The boys are ready to eat some cake!

You can't tell I stayed up all night, right?
Dad ready to cut the cake.
(Notice all the cake pops have disappeared at this point.)

Adding the candles.
70 candles

Blowing out the candles
So Dad was completely surprised and the cake tasted great.  Time for me to go home and take a nap.

The final presentation
Whew - this post was almost as exhausting to write as it was to make the cake!

Just a few shoutouts - thanks Amy for encouraging me even when you were feeling horrible.  Thanks Peter for being a cheerful helper who thought the cake looked awesome at every stage.  And thanks Aaron for getting me off the floor and ready to try again, for staying up all night with me and for helping me with the cake pops.

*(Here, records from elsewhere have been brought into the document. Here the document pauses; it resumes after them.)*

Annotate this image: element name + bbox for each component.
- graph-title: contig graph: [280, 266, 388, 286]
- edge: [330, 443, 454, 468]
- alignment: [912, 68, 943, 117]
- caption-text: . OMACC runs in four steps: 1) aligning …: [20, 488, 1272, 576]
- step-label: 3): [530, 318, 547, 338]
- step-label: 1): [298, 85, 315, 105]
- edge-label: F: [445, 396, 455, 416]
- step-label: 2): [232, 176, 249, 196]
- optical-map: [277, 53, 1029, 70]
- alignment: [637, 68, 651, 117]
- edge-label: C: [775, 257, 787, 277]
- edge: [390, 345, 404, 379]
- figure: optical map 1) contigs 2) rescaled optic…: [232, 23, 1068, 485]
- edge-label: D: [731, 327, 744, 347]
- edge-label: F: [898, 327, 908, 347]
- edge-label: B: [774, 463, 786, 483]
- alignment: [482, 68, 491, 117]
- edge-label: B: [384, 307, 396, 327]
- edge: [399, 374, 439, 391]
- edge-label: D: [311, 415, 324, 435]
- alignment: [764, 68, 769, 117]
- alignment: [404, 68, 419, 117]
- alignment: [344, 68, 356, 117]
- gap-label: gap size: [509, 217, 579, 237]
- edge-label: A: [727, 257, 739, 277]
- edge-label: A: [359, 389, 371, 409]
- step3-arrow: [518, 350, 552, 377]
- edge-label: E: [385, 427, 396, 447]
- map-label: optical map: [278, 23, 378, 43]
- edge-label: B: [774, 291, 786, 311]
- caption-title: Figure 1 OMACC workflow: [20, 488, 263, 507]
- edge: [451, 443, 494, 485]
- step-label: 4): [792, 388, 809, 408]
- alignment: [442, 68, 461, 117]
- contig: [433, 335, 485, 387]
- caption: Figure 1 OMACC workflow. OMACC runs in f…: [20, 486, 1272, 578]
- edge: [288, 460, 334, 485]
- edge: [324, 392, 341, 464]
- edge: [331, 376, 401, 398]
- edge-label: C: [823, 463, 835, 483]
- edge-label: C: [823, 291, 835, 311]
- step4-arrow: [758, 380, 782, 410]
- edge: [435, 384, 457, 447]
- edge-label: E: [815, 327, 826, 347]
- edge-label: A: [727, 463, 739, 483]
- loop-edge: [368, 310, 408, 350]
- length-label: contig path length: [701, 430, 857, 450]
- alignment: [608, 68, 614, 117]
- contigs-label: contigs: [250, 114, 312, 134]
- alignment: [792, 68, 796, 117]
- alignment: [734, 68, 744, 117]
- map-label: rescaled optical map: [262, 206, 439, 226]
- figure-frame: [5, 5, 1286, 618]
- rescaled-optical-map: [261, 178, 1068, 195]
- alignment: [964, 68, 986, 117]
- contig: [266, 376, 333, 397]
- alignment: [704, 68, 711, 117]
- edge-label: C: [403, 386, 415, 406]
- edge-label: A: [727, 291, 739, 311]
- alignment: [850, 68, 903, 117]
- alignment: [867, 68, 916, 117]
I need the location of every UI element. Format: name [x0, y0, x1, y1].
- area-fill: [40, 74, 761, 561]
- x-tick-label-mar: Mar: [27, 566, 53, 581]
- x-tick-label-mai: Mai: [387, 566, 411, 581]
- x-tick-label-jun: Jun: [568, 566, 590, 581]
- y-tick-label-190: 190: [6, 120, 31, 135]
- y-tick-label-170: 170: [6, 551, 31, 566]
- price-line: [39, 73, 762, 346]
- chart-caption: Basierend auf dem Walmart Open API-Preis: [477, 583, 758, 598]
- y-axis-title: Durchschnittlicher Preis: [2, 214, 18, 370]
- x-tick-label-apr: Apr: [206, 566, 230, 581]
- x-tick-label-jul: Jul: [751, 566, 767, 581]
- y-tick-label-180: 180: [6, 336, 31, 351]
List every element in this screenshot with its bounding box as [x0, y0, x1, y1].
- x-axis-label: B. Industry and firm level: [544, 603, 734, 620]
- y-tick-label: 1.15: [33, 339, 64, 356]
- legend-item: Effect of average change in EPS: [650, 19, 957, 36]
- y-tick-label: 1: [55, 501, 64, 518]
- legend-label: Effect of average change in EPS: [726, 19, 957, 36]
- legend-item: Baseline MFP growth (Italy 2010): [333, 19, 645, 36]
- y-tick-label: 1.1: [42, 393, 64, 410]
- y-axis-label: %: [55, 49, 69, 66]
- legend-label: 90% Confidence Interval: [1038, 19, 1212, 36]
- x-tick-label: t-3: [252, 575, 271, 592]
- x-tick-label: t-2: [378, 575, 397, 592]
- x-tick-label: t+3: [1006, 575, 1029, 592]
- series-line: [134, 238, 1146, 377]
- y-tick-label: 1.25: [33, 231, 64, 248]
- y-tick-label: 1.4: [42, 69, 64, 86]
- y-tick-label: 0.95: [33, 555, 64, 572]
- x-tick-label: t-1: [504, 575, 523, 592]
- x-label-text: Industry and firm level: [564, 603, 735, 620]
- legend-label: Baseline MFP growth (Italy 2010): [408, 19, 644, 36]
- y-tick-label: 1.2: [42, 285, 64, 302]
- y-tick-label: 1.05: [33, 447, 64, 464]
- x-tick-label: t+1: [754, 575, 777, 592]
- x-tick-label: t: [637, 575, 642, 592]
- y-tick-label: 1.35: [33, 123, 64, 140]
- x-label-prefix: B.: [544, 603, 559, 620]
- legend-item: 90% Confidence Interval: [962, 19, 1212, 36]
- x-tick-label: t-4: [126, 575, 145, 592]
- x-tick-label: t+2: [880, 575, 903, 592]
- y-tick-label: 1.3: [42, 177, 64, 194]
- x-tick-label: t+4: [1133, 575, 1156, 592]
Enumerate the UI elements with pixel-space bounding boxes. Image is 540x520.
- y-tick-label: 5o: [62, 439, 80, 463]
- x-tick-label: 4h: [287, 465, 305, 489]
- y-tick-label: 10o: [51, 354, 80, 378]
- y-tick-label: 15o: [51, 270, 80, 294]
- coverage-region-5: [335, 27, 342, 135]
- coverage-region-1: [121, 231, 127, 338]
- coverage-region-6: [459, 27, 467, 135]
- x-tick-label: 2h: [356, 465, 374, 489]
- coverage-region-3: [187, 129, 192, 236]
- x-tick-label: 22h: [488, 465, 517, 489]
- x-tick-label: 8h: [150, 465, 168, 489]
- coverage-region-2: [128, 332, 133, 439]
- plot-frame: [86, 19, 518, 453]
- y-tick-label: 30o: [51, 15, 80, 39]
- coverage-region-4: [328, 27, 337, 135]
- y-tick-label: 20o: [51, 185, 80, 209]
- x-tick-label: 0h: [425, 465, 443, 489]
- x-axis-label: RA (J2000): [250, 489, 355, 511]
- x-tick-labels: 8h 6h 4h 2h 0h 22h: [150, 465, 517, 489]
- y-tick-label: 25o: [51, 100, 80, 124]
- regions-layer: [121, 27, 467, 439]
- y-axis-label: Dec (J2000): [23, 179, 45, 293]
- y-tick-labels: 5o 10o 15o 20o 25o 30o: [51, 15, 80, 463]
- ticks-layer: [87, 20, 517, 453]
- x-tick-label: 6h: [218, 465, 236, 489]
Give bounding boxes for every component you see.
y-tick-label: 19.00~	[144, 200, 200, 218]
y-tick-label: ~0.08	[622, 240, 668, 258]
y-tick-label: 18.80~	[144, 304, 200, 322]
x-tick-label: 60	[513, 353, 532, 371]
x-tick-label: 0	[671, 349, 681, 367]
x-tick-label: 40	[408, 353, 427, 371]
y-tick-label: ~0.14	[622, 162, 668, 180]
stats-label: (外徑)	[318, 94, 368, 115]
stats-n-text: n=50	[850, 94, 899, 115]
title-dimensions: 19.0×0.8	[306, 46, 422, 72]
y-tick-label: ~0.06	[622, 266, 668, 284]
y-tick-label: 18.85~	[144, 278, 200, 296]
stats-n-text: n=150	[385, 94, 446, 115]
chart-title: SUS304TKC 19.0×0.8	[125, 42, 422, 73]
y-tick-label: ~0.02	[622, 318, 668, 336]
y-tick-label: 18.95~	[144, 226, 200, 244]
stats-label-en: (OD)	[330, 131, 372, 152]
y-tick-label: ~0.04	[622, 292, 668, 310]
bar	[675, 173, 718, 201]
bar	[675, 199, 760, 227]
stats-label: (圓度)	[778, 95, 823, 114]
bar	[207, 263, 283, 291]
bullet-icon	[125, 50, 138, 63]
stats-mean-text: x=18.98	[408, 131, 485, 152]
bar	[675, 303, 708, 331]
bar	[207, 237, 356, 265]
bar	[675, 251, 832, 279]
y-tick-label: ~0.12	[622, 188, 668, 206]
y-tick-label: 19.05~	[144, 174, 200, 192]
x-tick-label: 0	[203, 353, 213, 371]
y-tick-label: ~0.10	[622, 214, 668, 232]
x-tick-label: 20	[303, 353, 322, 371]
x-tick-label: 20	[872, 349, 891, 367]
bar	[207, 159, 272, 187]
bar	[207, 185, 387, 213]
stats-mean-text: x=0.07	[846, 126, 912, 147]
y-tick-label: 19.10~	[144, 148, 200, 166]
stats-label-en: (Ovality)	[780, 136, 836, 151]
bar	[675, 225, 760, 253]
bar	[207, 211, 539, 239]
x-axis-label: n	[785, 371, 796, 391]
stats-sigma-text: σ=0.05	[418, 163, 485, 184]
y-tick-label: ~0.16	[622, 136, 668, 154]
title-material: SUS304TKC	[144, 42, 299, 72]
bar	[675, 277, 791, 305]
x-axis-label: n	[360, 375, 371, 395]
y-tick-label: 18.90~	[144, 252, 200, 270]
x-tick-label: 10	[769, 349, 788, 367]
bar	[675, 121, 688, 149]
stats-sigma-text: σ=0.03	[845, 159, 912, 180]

I couldn't have done it without you guys. 

Happy 70th Birthday Dad!!!

Monday, July 2, 2012

Chapter 11 (Not the bankruptcy kind)

A friend of mine recently asked about the process I use when making a cake.  Well, it all starts when someone asks me to make a cake!  Usually they have an idea of what they want the cake to look like or a particular theme they have in mind.  Then I search the internet for ideas using their theme and either try to copy a cake, merge different parts from several cakes together into a new design or create my own.

This was not the case with this particular cake.  My mother's friend Carola wanted a cake for her daughter's 11th birthday.  But she did not have anything specific in mind.  She told me that Jazzy likes books and plays the violin.  Hm, so violin shaped book?  Nah.  I decided to use my trusty book pan again, but what to put on it?

I started off with a violin on the right hand side of the book.

I free-handed this.  Not great, but passable.
 After the black outline was done, I added brown icing for the wood parts and white strings.

It's kind of hard to see all the detail in this picture

Now I needed to add some words on the left page.  Jazzy was turning 11, so this is what popped into my head:

My icing-writing is getting pretty good!  Of course I added the piping gel to the frosting before piping the words.

Next I got out my box of sugar flowers.  Now I really don't like making the sugar flowers all that much because it just takes so much time.  But it was really awesome just being able to pick the flowers out of the box and put them on the cake.  That, I like.

Pre-made roses, carnations and lilies.

Then I added a few more finishing touches (yay leaves!) and the cake was ready to go!

The Adventure of Jazzy: Chapter 11
 I heard the family thought the cake was great!  Happy Birthday Jazzy!